顔がふたつついた土器があったのですが、「この顔は亀だ!」と思ったら、母親が子供を出産している様子を表現したものらしいとあり、亀でないことが分かったり・・・。

重文や国宝指定されていない火焔型土器をたくさん集め、ライトで照らしだしてカッコよさを演出。トーハクの特別展を見ているといつも、演出って大切だなぁと思います。普通の蛍光灯の下、ガラスケースの中に無造作に陳列して置いてあったら、フーンで終わってしまって、おおっ!とはならないはず。

展示されていた国宝の土偶の中では、「縄文の女神」が美しいです。八頭身美人だそうですが、稚拙さはなく、無駄をそぎ落とした感じで現代アートみたいです。

土偶と言ったら遮光器土偶を思い浮かべますが、7/31以降は国宝土偶勢ぞろいなので、縄文人の創造性に瞠目せよという感じになるのでしょうか。

そういえば、あれだけ有名な遮光器土偶はいまだに国宝ではないのが驚きです。
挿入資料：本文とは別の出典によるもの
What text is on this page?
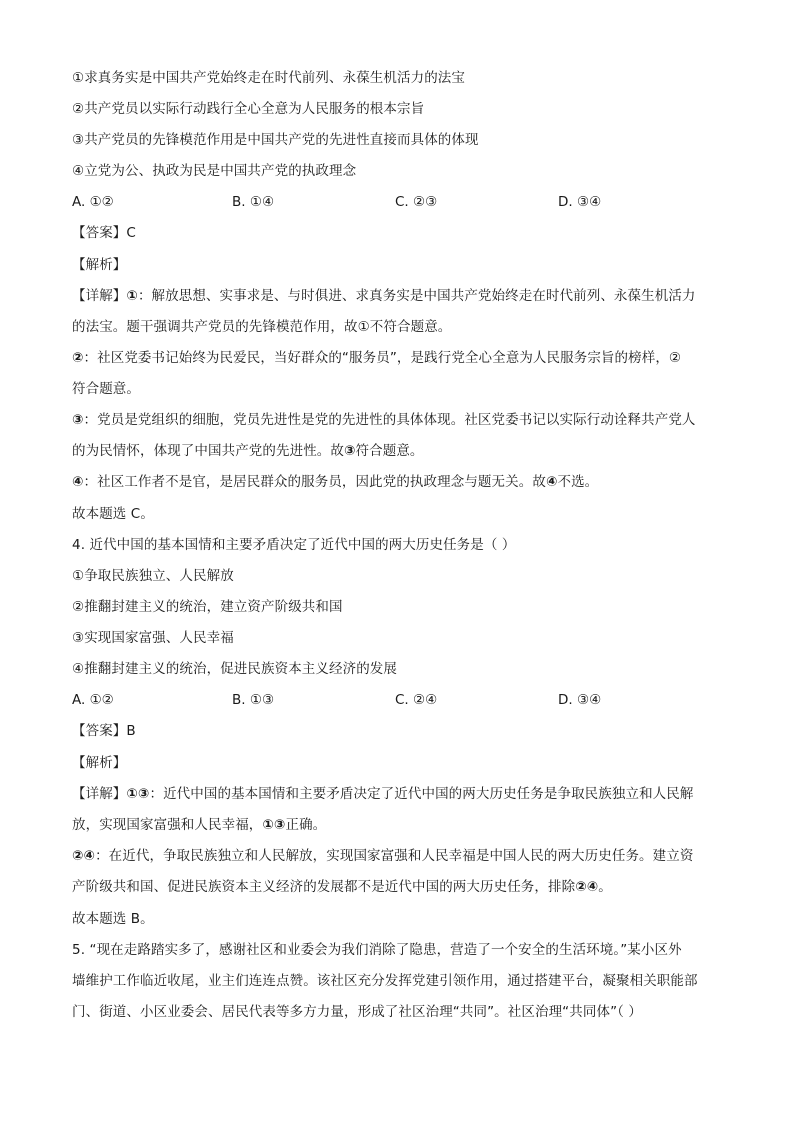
①求真务实是中国共产党始终走在时代前列、永葆生机活力的法宝
②共产党员以实际行动践行全心全意为人民服务的根本宗旨
③共产党员的先锋模范作用是中国共产党的先进性直接而具体的体现
④立党为公、执政为民是中国共产党的执政理念
A. ①②	B. ①④	C. ②③	D. ③④
【答案】C
【解析】
【详解】①：解放思想、实事求是、与时俱进、求真务实是中国共产党始终走在时代前列、永葆生机活力
的法宝。题干强调共产党员的先锋模范作用，故①不符合题意。
②：社区党委书记始终为民爱民，当好群众的“服务员”，是践行党全心全意为人民服务宗旨的榜样，②
符合题意。
③：党员是党组织的细胞，党员先进性是党的先进性的具体体现。社区党委书记以实际行动诠释共产党人
的为民情怀，体现了中国共产党的先进性。故③符合题意。
④：社区工作者不是官，是居民群众的服务员，因此党的执政理念与题无关。故④不选。
故本题选 C。
4. 近代中国的基本国情和主要矛盾决定了近代中国的两大历史任务是（ ）
①争取民族独立、人民解放
②推翻封建主义的统治，建立资产阶级共和国
③实现国家富强、人民幸福
④推翻封建主义的统治，促进民族资本主义经济的发展
A. ①②	B. ①③	C. ②④	D. ③④
【答案】B
【解析】
【详解】①③：近代中国的基本国情和主要矛盾决定了近代中国的两大历史任务是争取民族独立和人民解
放，实现国家富强和人民幸福，①③正确。
②④：在近代，争取民族独立和人民解放，实现国家富强和人民幸福是中国人民的两大历史任务。建立资
产阶级共和国、促进民族资本主义经济的发展都不是近代中国的两大历史任务，排除②④。
故本题选 B。
5. “现在走路踏实多了，感谢社区和业委会为我们消除了隐患，营造了一个安全的生活环境。”某小区外
墙维护工作临近收尾，业主们连连点赞。该社区充分发挥党建引领作用，通过搭建平台，凝聚相关职能部
门、街道、小区业委会、居民代表等多方力量，形成了社区治理“共同”。社区治理“共同体”（ ）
いつの間にか火焔型土器が国宝になっていたので、遮光器土偶も国宝になっているのかと思っていたら違い、重文でした。

複雑な文様の耳飾りは、(これ本当に縄文人が身に着けていたの?おしゃれすぎる。)

と驚き。ウリ坊の土製品は大人のイノシシの土製品より小さく作られ、横線で縞模様を表しています。かわいいです。ねこ(?)の土製品はちょっと怖い。他にもとても小さな発掘物も展示されていて、よくまあ見つけたなという感じです。

 縄文時代と比較して、同時代の世界の土器も比較として展示されています。世界の他の地域は農耕・牧畜社会に移行しているので、土器は模様が描かれていているけれど形としてはシンプル。農耕社会のものと、狩猟採集生活をしていた縄文人の創造性の豊かさとの対比が面白い。

展示会場のところどころに、縄文人の暮らしを再現したとても小さなフィギュアが展示されていたのも楽しい。よく出来ているなとジーっと見つめていました。あまり見ている人がいなかったのは、もったいない。

他にもいろいろ展示されてましたが、縄文人の創造性や精神に触れるいい機会だと思います。中高年の来場者ばかりかと思いきや、20代ぐらいのきれいな女の子たちも来場していました。結構、縄文時代に興味を持っている世代は多岐に渡るようです。